Old = Good

Ask anyone who knows me at all and they’ll confirm it as true: I like old things. My style of dress could be called “1950’s Texaco gas station attendant”, my musical tastes tend to skew south of 1982 (and further), and most of my favorite films were made by directors that none of the movie-going hoi polloi considers relevant anymore.

So it was with predictable glee that I discovered the Web site Reel Radio. Reel Radio catalogues and streams hundreds of “air checks”, which were seemingly random tapings of radio programming to ensure proper signal transmission.

Reel Radio’s collection spans decades of “Top 40” radio, however, and some of them last hours, and include music, advertising, on-air interviews, and DJ banter. The coolest thing (for me, at least) are the air checks from the 50’s and 60’s, ads and all.

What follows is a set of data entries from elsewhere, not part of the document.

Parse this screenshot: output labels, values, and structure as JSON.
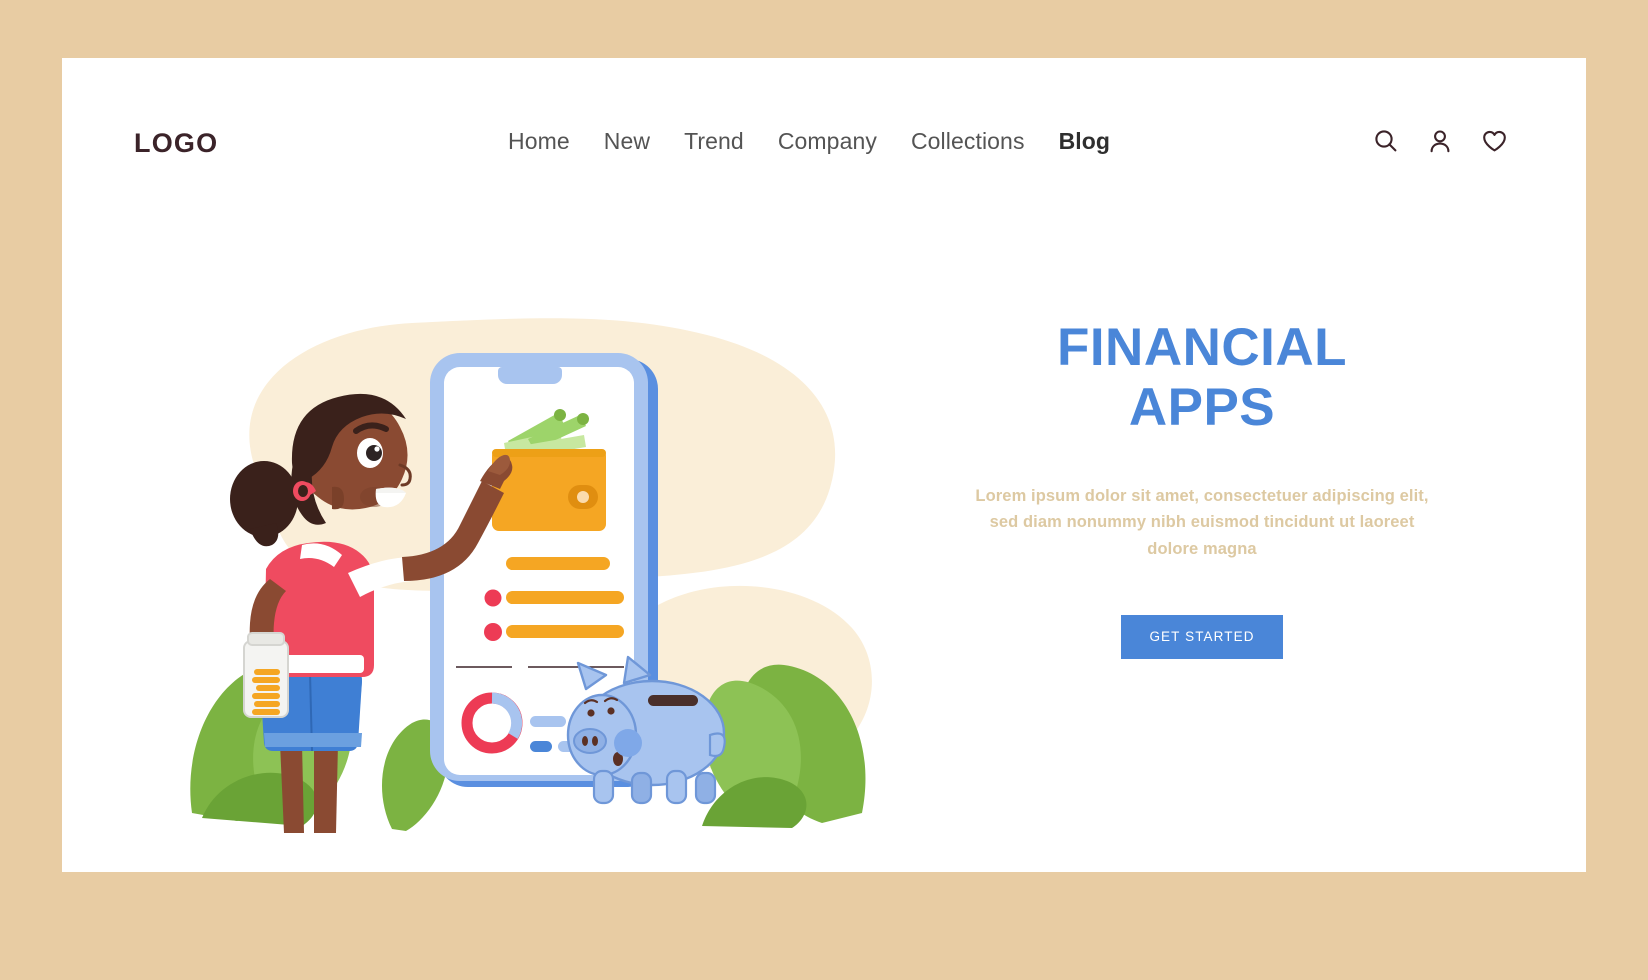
{
  "header": {
    "logo": "LOGO",
    "nav": [
      {
        "label": "Home",
        "active": false
      },
      {
        "label": "New",
        "active": false
      },
      {
        "label": "Trend",
        "active": false
      },
      {
        "label": "Company",
        "active": false
      },
      {
        "label": "Collections",
        "active": false
      },
      {
        "label": "Blog",
        "active": true
      }
    ],
    "icons": [
      {
        "name": "search-icon"
      },
      {
        "name": "user-icon"
      },
      {
        "name": "heart-icon"
      }
    ]
  },
  "hero": {
    "title_line1": "FINANCIAL",
    "title_line2": "APPS",
    "description": "Lorem ipsum dolor sit amet, consectetuer adipiscing elit, sed diam nonummy nibh euismod tincidunt ut laoreet dolore magna",
    "cta_label": "GET STARTED"
  },
  "illustration": {
    "alt": "Girl pointing at a giant smartphone showing a finance app, with a piggy bank and plants",
    "phone_screen": {
      "wallet": "orange-wallet-with-cash",
      "list_rows": 3,
      "chart": "donut-chart"
    },
    "characters": [
      "girl-with-coin-jar",
      "piggy-bank"
    ]
  },
  "colors": {
    "page_border": "#e8cca3",
    "card_background": "#ffffff",
    "accent_blue": "#4a86d8",
    "muted_tan_text": "#ddc9a2",
    "logo_dark": "#3b2329",
    "nav_gray": "#545454",
    "blob_cream": "#faeed8",
    "orange": "#f5a623",
    "leaf_green": "#7cb342",
    "pink_red": "#ed3b55",
    "piggy_blue": "#a8c4ef"
  }
}
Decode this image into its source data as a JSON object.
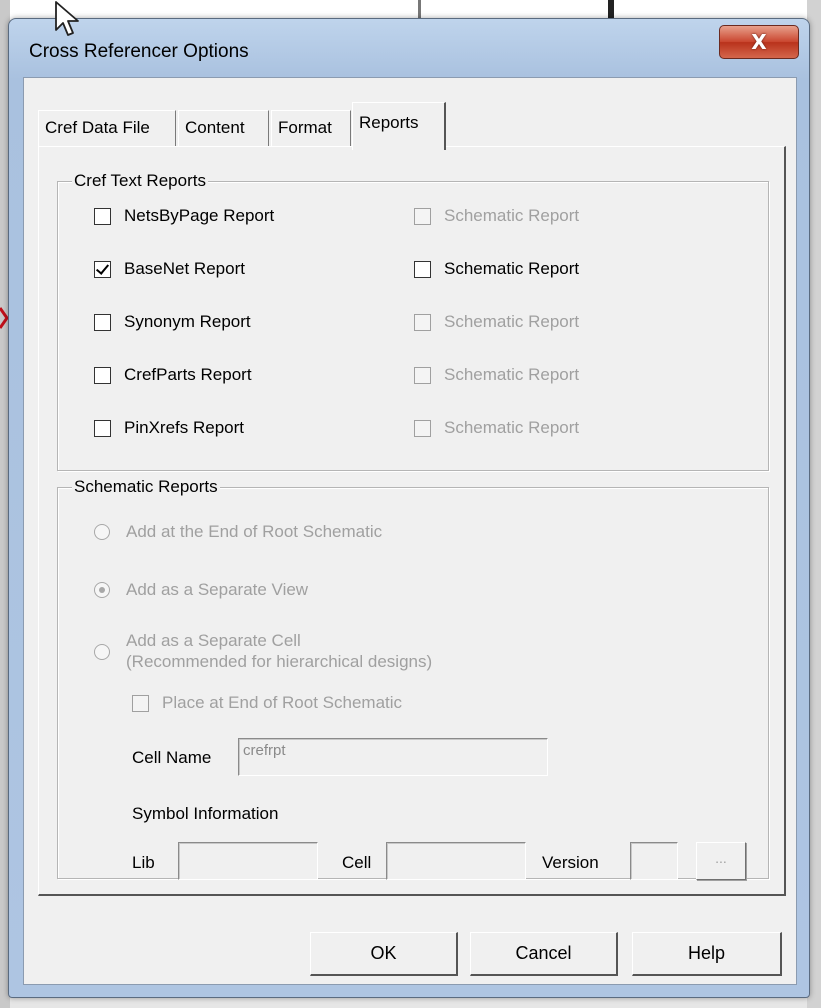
{
  "window": {
    "title": "Cross Referencer Options",
    "close_glyph": "X"
  },
  "tabs": [
    {
      "label": "Cref Data File"
    },
    {
      "label": "Content"
    },
    {
      "label": "Format"
    },
    {
      "label": "Reports",
      "active": true
    }
  ],
  "cref_text_reports": {
    "title": "Cref Text Reports",
    "rows": [
      {
        "report": "NetsByPage Report",
        "report_checked": false,
        "schematic": "Schematic Report",
        "schematic_checked": false,
        "schematic_enabled": false
      },
      {
        "report": "BaseNet Report",
        "report_checked": true,
        "schematic": "Schematic Report",
        "schematic_checked": false,
        "schematic_enabled": true
      },
      {
        "report": "Synonym Report",
        "report_checked": false,
        "schematic": "Schematic Report",
        "schematic_checked": false,
        "schematic_enabled": false
      },
      {
        "report": "CrefParts Report",
        "report_checked": false,
        "schematic": "Schematic Report",
        "schematic_checked": false,
        "schematic_enabled": false
      },
      {
        "report": "PinXrefs Report",
        "report_checked": false,
        "schematic": "Schematic Report",
        "schematic_checked": false,
        "schematic_enabled": false
      }
    ]
  },
  "schematic_reports": {
    "title": "Schematic Reports",
    "radio_end_root": "Add at the End of Root Schematic",
    "radio_separate_view": "Add as a Separate View",
    "radio_separate_cell": "Add as a Separate Cell",
    "radio_separate_cell_note": "(Recommended for hierarchical designs)",
    "selected_option": "Add as a Separate View",
    "place_end_root": "Place at End of Root Schematic",
    "cell_name_label": "Cell Name",
    "cell_name_value": "crefrpt",
    "symbol_info_label": "Symbol Information",
    "lib_label": "Lib",
    "lib_value": "",
    "cell_label": "Cell",
    "cell_value": "",
    "version_label": "Version",
    "version_value": "",
    "browse_label": "..."
  },
  "buttons": {
    "ok": "OK",
    "cancel": "Cancel",
    "help": "Help"
  },
  "colors": {
    "titlebar": "#bfd4ec",
    "close": "#c9452e",
    "dialog_bg": "#f0f0f0",
    "disabled_text": "#a0a0a0"
  },
  "icons": {
    "cursor": "mouse-pointer-icon",
    "close": "close-icon"
  }
}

Nostalgia is king.

ManzanarOther “old” things I’m presently enjoying includes a moving collection of Ansel Adams photographs, entitled “Suffering under a Great Injustice”, taken from the Japanese-American internment camp at Manzanar, 1943. Adam’s legendary usage of photographic contrast is put to amazing use here; a historical and artistic treasure.

(Update: just found the master list of the entire photographic catalogue contained in the Library of Congress. Methinks I’m going to be spending a lot of time here…)

Finally, something fun: the dMarie Time Capsule. Songs on the charts the day I was born: Bridge over Troubled Water by Simon and Garfunkel, I’ll Be There by the Jackson Five, and I think I Love You by the mighty Partridge Family.

I wonder if one can tell their fortune from the songs that were hits when they were born. I’d like to get my “charts” done. Arg arg arg. Okay, enough already.